While IT organizations increased cost-cutting in the third quarter of this year, going into 2009 most are not expecting to make big cuts in either IT operational spending or staffing levels, according to a survey of 159 North American IT organizations, conducted by Computer Economics, an IT research and advisory firm in Irvine, Calif.
Meanwhile, an October CIO survey conducted by Bernstein Research forecasts IT spending growth in 2009 of 0 percent to 3 percent, down from the typical levels of 3 percent to 5 percent. While author A.M. Sacconaghi Jr., a senior analyst at the firm, noted that that the levels were the lowest since his firm started the survey, the growth level remained flat to up.
The Computer Economics survey also found that one-quarter of respondents anticipated spending reductions of 3 percent, but that another one-quarter of respondents said their IT operational budgets would rise by at least 5 percent. And the survey indicated that at the median, IT organizations are forecasting flat spending growth.
Staffing levels looked stable to slightly up, according to the survey with several companies forecasting no change in headcount and a few forecasting a 5 percent growth in staffing levels. That is probably due to the conservative approach that companies have already taken in their IT staffing.
In terms of spending, 35 percent of IT organizations looked to reduce expenses between August and October of 2008, compared to just 11 percent that increased their IT spending plans during the same period.
The most frequently cited cost reductions taken over the last three months included cutting travel expenses at 55 percent, delaying the start of major projects at 44 percent and not filling open positions at 40 percent.

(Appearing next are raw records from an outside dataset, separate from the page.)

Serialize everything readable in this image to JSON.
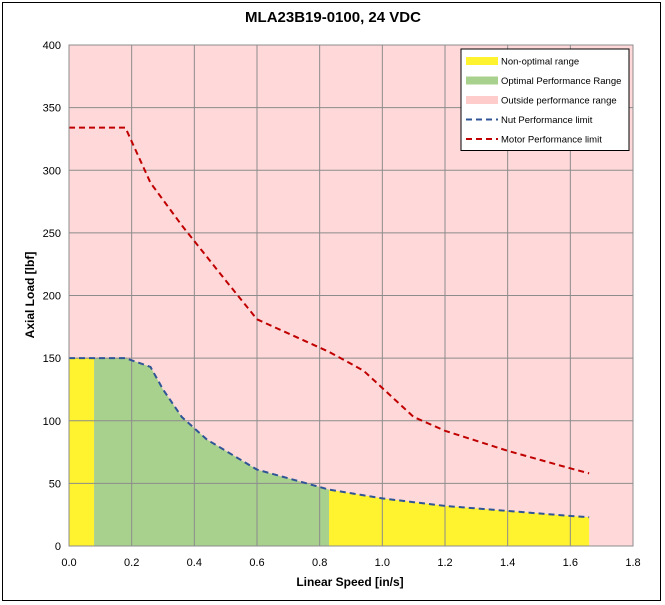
{
  "chart_data": {
    "type": "area",
    "title": "MLA23B19-0100, 24 VDC",
    "xlabel": "Linear Speed [in/s]",
    "ylabel": "Axial Load [lbf]",
    "xlim": [
      0,
      1.8
    ],
    "ylim": [
      0,
      400
    ],
    "x_ticks": [
      "0.0",
      "0.2",
      "0.4",
      "0.6",
      "0.8",
      "1.0",
      "1.2",
      "1.4",
      "1.6",
      "1.8"
    ],
    "y_ticks": [
      "0",
      "50",
      "100",
      "150",
      "200",
      "250",
      "300",
      "350",
      "400"
    ],
    "x_tick_values": [
      0,
      0.2,
      0.4,
      0.6,
      0.8,
      1.0,
      1.2,
      1.4,
      1.6,
      1.8
    ],
    "y_tick_values": [
      0,
      50,
      100,
      150,
      200,
      250,
      300,
      350,
      400
    ],
    "grid": true,
    "legend_position": "top-right",
    "colors": {
      "plot_background": "#FFD9D9",
      "non_optimal": "#FFF22E",
      "optimal": "#A9D18E",
      "outside": "#FFCCCC",
      "nut_limit": "#2F5597",
      "motor_limit": "#C00000",
      "grid": "#8C8C8C"
    },
    "legend": [
      {
        "label": "Non-optimal range",
        "kind": "fill",
        "color_key": "non_optimal"
      },
      {
        "label": "Optimal Performance Range",
        "kind": "fill",
        "color_key": "optimal"
      },
      {
        "label": "Outside performance range",
        "kind": "fill",
        "color_key": "outside"
      },
      {
        "label": "Nut Performance limit",
        "kind": "line",
        "color_key": "nut_limit"
      },
      {
        "label": "Motor Performance limit",
        "kind": "line",
        "color_key": "motor_limit"
      }
    ],
    "series": [
      {
        "name": "Nut Performance limit",
        "style": "dashed",
        "x": [
          0.0,
          0.08,
          0.18,
          0.26,
          0.3,
          0.36,
          0.44,
          0.6,
          0.83,
          1.0,
          1.2,
          1.4,
          1.6,
          1.66
        ],
        "y": [
          150,
          150,
          150,
          143,
          125,
          103,
          85,
          61,
          45,
          38,
          32,
          28,
          24,
          23
        ]
      },
      {
        "name": "Motor Performance limit",
        "style": "dashed",
        "x": [
          0.0,
          0.18,
          0.26,
          0.36,
          0.5,
          0.6,
          0.83,
          0.94,
          1.1,
          1.2,
          1.4,
          1.6,
          1.66
        ],
        "y": [
          334,
          334,
          290,
          256,
          212,
          181,
          155,
          140,
          103,
          92,
          76,
          62,
          58
        ]
      }
    ],
    "regions": [
      {
        "name": "Non-optimal range",
        "color_key": "non_optimal",
        "x_from": 0.0,
        "x_to": 0.08
      },
      {
        "name": "Optimal Performance Range",
        "color_key": "optimal",
        "x_from": 0.08,
        "x_to": 0.83
      },
      {
        "name": "Non-optimal range",
        "color_key": "non_optimal",
        "x_from": 0.83,
        "x_to": 1.66
      }
    ]
  }
}
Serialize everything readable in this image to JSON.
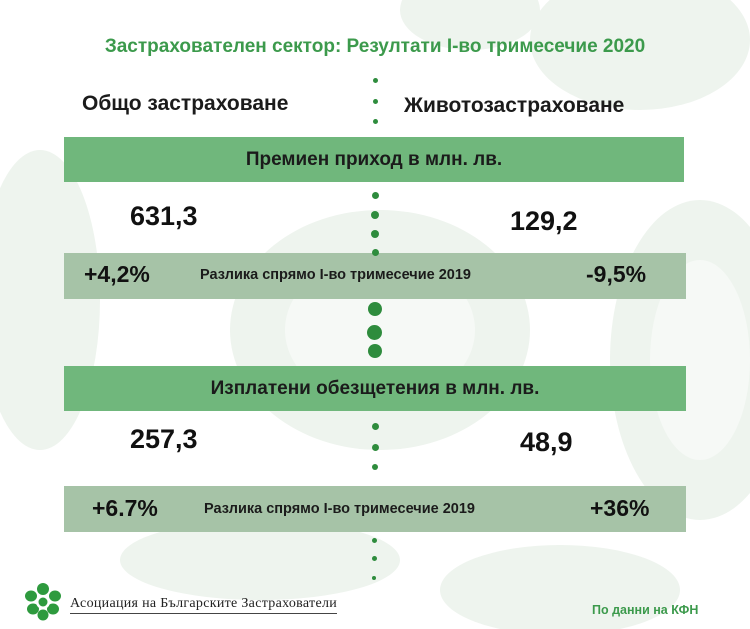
{
  "title": "Застрахователен сектор: Резултати I-во тримесечие 2020",
  "columns": {
    "left": "Общо застраховане",
    "right": "Животозастраховане"
  },
  "premiums": {
    "header": "Премиен приход в млн. лв.",
    "left_value": "631,3",
    "right_value": "129,2",
    "diff_left": "+4,2%",
    "diff_label": "Разлика спрямо I-во тримесечие 2019",
    "diff_right": "-9,5%"
  },
  "claims": {
    "header": "Изплатени обезщетения в млн. лв.",
    "left_value": "257,3",
    "right_value": "48,9",
    "diff_left": "+6.7%",
    "diff_label": "Разлика спрямо I-во тримесечие 2019",
    "diff_right": "+36%"
  },
  "footer": {
    "org_name": "Асоциация на Българските Застрахователи",
    "source": "По данни на КФН"
  },
  "colors": {
    "title_green": "#3c9a4c",
    "band_green": "#70b77c",
    "diff_bar": "#a6c3a7",
    "dot_green": "#2e8c3d"
  }
}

Other cost reduction measures included the following:
- Deferring equipment upgrades, 35 percent
- Cutting contractors and temporary workers, 33 percent
- Cutting back on IT training, 26 percent
- Renegotiating vendor contracts, 26 percent
- Cutting meals/entertainment, 24 percent
- Cutting planned pay increases, 17 percent
- Cutting IT staff, 17 percent
- Canceling major projects, 16 percent
- Investigating outsourcing/offshoring, 15 percent
- Stretching out vendor payments, 11 percent
- Cutting IT staff hours, 4 percent
- Canceling software maintenance, 3 percent
- Canceling hardware maintenance, 3 percent.
Computer Economics noted that 16 percent of the respondents said they had taken no action to cut IT spending in response to economic conditions.
The firm also noted that nearly 37 percent of companies reported increasing staffing levels over the last 12 months while only 28 percent said they reduced headcount. Rather, companies have been leaving positions unfilled and cutting back on contractors.